Liu Yue-Ying, Wu Ke, Dong Yu-Ting, Jia Ru, Chen Xing-Han, Ge An-Yu, Cao Jun-Li, Zhang Yong-Mei
NMPA Key Laboratory for Research and Evaluation of Narcotic and Psychotropic Drugs, Xuzhou, China.
Jiangsu Province Key Laboratory of Anesthesiology, Xuzhou Medical University, Xuzhou, China.
Neuropsychopharmacology. 2025 Jun;50(7):1039-1050. doi: 10.1038/s41386-025-02084-5. Epub 2025 Mar 15.
Neuropathic pain, which has become a major public health concern, is frequently accompanied by the deterioration of affective behavior and cognitive function. However, the brain circuitry underlying these changes is poorly understood. Therefore, we aimed to identify in a mouse model the converging circuit that influences the sensory, affective, and cognitive consequences of neuropathic pain. The lateral habenula (LHb) and ventral tegmental area (VTA) have been confirmed to play critical roles in the regulation of pain, cognition, and depression. Given the essential role of the LHb in depression and cognition, we attempted to clarify how neural circuitry involving the LHb integrates pain-related information. Our data confirmed that the VTA receives projections from the LHb, but our results suggest that inhibition of this direct pathway has no effect on the behavior of mice with chronic neuropathic pain. The rostromedial tegmental nucleus (RMTg), a GABAergic structure believed to underlie the transient inhibition of DAergic neurons in the VTA, received glutamatergic inputs from the LHb and projected strongly to the VTA. Furthermore, our data suggest that a projection from LHb glutamatergic neurons to RMTg GABAergic neurons in the VTA, constituting an indirect LHb → RMTg → VTA pathway, participates in peripheral nerve injury-induced nociceptive hypersensitivity, depressive-like behavior, and cognitive dysfunction. Ex vivo extracellular recordings of LHb neurons showed that the proportion of burst-firing cells in the LHb was significantly increased in indirect projections rather than in direct projections. This may explain the functional discrepancies between direct and indirect projections of the LHb to the VTA. Collectively, our study identifies a pivotal role of the LHb → RMTg → VTA pathway in processing pain. This pathway may offer new therapeutic targets to treat neuropathic pain and its associated depressive-like and cognitive impairments.

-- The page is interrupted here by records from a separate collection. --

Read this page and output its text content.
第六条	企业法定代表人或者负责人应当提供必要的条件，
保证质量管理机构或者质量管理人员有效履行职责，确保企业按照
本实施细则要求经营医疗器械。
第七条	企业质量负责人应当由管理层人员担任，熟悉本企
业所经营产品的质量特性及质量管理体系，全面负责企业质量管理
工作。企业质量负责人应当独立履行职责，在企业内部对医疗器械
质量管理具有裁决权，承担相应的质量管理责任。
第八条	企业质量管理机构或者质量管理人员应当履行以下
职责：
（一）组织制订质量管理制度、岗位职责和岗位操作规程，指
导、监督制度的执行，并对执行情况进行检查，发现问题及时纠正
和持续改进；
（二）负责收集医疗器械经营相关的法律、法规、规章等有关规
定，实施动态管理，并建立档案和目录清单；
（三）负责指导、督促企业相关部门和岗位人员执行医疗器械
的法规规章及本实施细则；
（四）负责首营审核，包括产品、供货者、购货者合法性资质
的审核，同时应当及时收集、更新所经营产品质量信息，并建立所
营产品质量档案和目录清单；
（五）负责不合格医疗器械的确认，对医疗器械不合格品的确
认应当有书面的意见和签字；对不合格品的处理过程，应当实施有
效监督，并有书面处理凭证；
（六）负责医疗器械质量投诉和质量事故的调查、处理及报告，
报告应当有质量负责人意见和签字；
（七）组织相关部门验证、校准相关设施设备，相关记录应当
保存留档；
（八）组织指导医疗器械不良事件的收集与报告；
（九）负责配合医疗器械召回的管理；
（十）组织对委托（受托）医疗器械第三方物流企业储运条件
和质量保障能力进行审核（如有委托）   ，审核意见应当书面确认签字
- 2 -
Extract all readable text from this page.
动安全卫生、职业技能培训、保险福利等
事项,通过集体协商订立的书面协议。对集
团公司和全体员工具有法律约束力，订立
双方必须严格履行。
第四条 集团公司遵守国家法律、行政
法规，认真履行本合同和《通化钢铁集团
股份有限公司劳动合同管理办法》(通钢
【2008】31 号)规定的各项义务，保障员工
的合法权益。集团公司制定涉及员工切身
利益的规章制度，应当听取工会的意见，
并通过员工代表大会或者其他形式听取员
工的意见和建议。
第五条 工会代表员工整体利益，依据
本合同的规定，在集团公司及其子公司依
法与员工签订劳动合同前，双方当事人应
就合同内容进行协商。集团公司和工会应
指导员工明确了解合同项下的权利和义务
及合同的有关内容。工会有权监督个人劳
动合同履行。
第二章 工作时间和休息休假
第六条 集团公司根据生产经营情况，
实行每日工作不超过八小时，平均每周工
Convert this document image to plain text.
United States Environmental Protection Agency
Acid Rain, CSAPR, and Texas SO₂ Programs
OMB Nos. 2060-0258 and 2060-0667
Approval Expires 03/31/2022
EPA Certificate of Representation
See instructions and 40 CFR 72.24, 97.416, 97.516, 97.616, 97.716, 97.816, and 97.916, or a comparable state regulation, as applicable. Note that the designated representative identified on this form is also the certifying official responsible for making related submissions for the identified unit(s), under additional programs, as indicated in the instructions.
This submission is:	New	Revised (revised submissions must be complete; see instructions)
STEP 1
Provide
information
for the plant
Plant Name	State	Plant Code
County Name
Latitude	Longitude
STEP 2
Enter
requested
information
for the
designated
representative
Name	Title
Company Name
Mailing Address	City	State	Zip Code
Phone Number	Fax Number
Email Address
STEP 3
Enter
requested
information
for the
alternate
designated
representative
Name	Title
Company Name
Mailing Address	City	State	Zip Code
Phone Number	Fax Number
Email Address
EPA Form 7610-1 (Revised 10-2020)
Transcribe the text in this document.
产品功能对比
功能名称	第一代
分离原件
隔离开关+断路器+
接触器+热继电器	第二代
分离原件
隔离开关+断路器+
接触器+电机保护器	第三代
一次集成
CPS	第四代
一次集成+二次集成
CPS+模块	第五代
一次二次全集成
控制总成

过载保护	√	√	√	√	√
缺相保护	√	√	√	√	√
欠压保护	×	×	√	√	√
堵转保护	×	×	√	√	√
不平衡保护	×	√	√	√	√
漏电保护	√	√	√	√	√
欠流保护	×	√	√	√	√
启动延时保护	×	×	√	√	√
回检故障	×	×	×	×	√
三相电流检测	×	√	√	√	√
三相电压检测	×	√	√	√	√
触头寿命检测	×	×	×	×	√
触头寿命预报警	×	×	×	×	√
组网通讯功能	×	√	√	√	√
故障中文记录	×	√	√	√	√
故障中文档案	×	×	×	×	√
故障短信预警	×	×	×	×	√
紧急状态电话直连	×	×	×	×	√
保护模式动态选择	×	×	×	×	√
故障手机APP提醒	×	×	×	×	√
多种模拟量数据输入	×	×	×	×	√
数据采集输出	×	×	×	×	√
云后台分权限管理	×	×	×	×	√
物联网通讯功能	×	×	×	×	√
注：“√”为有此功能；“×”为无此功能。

神经性疼痛已成为一个主要的公共卫生问题,常伴有情感行为和认知功能的恶化。然而,这些变化背后的脑回路却鲜为人知。因此,我们旨在在小鼠模型中确定影响神经性疼痛的感觉、情感和认知后果的汇聚回路。外侧缰核(LHb)和腹侧被盖区(VTA)已被证实在疼痛、认知和抑郁的调节中起关键作用。鉴于LHb在抑郁和认知中的重要作用,我们试图阐明涉及LHb的神经回路如何整合疼痛相关信息。我们的数据证实VTA接受来自LHb的投射,但我们的结果表明抑制这条直接通路对慢性神经性疼痛小鼠的行为没有影响。吻内侧被盖核(RMTg)是一个GABA能结构,被认为是VTA中多巴胺能神经元瞬时抑制的基础,它接受来自LHb的谷氨酸能输入并强烈投射到VTA。此外,我们的数据表明,从LHb谷氨酸能神经元到VTA中RMTg GABA能神经元的投射,构成了一条间接的LHb→RMTg→VTA通路,参与了外周神经损伤诱导的伤害性超敏反应、抑郁样行为和认知功能障碍。对LHb神经元的离体胞外记录显示,在间接投射中,LHb中爆发式放电细胞的比例显著增加,而在直接投射中则不然。这可能解释了LHb到VTA的直接和间接投射之间的功能差异。总的来说,我们的研究确定了LHb→RMTg→VTA通路在处理疼痛中的关键作用。这条通路可能为治疗神经性疼痛及其相关的抑郁样和认知障碍提供新的治疗靶点。